In support of its position before the Supreme Court appealing the 4th Circuit’s decision, the USPTO argued for refusal on two grounds: First, for a near-absolute rule that inclusion of a domain suffix to a generic term does not create a nongeneric mark, relying on the 1888 Supreme Court case Goodyear’s India Rubber Glove v. Goodyear Rubber Co. (holding a corporate designation like “Company” or “Inc.” plus a generic term did not create a protectable mark). Second, by allowing a generic term plus a domain name suffix (e.g., genericterm.com) to be afforded trademark protection, trademark owners would be granted monopoly-like power over otherwise generic terms to the detriment of others. Essentially, by permitting the registration of “booking.com,” Booking.com would be allowed to monopolize the term “booking” against other trademark owners seeking to use their own generic term domain name marks which may be similar in nature.
Finding in favor of Booking.com, the Court noted the proper analysis in this case was whether the primary significance of the term to the relevant public was as a brand or as a generic term for goods or services. In applying the primary significance test, the majority opinion found the survey evidence and consumer perception in that “booking.com” was not perceived by consumers to be a generic term unlike the word “booking” might. Simply put, the Court was persuaded “booking.com” was not generic because the relevant consumers said it wasn’t, but rather a brand name for Booking.com – “A term styled 'generic.com' is a generic name for a class of goods or services only if the term has that meaning to consumers,” Justice Ruth Bader Ginsburg wrote. “Consumers ... do not perceive the term 'Booking.com' to signify online hotel-reservation services as a class. In circumstances like those this case presents, a 'generic.com' term is not generic and can be eligible for federal trademark registration.” Finally, the Court took notice the USPTO had issued federal trademark registrations for other .com marks including ART.COM and DATING.COM as being contrary to the USPTO’s request for a comprehensive rule against affording trademark protection for “generic.com” trademarks. However, the Court stopped short of declaring “generic.com” trademarks are automatically nongeneric, stating instead consumer perception was a key element to make that determination on a case-by-case basis. In the lone dissent, Justice Stephen Breyer agreed the addition of .com did not add distinctive meaning to a generic term, and focused on the USPTO position that affording trademark protection to “generic.com” domains would essentially grant their owners a monopoly over otherwise useful, easy-to-remember domains and inhibit free completion on the internet.

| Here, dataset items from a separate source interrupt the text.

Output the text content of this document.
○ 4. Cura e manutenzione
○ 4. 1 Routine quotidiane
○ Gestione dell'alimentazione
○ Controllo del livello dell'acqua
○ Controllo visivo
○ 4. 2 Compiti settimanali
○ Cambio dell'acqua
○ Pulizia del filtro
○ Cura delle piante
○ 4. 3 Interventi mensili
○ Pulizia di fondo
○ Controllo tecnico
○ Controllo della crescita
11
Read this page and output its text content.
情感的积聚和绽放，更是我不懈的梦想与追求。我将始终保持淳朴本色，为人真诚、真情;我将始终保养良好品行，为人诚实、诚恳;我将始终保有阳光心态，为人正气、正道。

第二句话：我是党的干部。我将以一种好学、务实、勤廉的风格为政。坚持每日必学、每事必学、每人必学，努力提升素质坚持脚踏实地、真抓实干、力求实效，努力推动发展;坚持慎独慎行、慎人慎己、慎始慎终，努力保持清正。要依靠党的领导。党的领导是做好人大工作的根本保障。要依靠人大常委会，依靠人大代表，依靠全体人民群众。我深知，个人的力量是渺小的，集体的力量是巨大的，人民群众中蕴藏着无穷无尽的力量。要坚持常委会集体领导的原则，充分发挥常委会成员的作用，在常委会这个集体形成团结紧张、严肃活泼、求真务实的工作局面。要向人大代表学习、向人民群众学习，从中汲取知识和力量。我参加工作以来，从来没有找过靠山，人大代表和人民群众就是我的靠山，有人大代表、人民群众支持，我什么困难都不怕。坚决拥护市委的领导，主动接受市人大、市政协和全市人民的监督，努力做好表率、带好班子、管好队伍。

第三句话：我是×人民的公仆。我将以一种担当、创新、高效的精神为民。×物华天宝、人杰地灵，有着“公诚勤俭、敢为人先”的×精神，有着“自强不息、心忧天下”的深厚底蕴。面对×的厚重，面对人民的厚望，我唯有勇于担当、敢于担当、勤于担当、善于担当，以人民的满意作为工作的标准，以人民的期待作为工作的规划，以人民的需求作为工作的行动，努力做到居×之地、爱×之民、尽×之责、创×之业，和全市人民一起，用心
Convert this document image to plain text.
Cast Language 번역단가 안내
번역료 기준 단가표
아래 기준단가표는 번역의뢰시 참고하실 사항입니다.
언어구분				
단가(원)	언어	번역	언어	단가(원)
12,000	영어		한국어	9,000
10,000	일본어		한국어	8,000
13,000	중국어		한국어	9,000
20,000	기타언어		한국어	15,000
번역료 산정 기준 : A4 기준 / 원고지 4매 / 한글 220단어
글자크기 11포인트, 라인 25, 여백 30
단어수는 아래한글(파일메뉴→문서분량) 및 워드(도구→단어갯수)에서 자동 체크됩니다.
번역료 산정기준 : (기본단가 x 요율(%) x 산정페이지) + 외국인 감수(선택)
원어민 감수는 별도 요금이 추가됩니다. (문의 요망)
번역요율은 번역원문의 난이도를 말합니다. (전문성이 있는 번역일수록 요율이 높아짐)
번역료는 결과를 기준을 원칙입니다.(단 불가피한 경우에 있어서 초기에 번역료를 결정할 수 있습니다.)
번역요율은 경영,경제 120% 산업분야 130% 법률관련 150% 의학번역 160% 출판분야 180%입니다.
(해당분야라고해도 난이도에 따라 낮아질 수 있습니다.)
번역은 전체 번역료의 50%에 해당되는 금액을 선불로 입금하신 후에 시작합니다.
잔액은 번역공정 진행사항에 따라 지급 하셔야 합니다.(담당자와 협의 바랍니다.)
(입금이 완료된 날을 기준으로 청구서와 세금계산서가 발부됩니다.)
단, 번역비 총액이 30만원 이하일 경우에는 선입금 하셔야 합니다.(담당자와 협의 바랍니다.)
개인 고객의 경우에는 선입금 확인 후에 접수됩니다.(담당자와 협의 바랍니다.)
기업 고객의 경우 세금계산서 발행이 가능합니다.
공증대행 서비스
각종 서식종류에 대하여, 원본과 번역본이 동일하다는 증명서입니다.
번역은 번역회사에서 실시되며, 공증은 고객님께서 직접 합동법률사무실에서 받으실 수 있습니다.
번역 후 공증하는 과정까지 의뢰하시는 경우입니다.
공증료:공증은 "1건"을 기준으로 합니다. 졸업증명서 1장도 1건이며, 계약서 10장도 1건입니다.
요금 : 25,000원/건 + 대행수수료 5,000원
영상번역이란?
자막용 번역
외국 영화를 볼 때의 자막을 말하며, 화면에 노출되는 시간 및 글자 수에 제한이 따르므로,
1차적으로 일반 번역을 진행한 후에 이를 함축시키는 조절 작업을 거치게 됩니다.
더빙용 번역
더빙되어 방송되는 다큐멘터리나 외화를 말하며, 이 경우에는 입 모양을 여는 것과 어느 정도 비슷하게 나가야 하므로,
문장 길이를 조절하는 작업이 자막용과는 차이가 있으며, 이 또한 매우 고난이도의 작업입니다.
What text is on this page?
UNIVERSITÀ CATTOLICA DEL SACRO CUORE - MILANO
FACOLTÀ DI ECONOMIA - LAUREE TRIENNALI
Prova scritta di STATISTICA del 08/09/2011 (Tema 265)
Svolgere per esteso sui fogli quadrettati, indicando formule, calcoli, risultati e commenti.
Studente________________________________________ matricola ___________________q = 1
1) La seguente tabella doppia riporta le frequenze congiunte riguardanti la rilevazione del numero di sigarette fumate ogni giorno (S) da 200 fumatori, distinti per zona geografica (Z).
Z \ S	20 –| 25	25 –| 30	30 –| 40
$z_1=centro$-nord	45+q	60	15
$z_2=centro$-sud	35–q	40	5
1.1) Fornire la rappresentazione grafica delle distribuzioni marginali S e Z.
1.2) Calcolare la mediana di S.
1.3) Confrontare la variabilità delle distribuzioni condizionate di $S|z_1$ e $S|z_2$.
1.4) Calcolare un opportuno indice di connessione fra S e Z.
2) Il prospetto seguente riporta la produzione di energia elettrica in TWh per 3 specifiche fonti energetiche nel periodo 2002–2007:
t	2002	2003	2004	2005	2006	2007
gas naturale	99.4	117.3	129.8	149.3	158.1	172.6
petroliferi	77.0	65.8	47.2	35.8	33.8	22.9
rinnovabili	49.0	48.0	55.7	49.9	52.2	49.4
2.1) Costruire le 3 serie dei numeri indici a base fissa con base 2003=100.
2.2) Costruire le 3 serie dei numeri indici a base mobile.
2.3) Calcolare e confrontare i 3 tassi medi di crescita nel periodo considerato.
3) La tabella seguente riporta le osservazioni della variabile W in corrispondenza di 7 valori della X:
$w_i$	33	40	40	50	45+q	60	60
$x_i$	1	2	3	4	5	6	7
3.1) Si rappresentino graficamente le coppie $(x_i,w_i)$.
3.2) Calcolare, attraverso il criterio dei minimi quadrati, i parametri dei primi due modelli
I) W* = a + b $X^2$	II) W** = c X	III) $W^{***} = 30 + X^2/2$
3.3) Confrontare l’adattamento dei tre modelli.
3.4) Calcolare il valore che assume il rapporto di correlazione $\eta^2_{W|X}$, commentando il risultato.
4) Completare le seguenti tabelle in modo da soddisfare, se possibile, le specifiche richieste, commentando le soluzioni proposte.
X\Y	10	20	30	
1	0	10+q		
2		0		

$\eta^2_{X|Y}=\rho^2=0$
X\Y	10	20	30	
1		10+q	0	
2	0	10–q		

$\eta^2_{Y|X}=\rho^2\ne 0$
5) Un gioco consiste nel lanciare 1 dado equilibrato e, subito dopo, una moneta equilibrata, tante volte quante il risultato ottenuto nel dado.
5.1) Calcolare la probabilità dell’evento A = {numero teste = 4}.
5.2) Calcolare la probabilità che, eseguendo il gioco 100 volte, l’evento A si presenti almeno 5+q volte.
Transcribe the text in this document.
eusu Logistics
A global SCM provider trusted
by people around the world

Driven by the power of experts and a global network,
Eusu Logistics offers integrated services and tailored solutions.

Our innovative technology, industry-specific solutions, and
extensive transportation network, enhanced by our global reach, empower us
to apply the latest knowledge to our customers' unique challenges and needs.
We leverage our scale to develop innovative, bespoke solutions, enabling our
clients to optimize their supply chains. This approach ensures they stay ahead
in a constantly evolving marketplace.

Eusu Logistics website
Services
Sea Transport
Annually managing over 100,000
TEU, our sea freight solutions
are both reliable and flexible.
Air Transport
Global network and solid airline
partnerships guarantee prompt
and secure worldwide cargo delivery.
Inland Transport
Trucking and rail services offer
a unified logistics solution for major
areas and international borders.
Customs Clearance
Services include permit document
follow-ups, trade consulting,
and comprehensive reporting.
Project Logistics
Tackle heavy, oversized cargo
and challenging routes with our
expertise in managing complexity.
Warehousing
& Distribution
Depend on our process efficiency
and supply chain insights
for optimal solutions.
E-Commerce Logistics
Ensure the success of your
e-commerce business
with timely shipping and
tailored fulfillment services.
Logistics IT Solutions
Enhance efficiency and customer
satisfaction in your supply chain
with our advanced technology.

Although this is a clear win for Booking.com, and not surprising given the current landscape of trademark law as favoring the marketplace over rigid legal rules, the decision is not entirely without some concern. While avoiding a hard-and-fast rule stating such “generic.com” marks are never capable of protection, it is important to remember showing these marks are capable of protection may still be an expensive, uphill battle, requiring evidence of consumer perception as a brand to overcome the general USPTO resistance to these marks.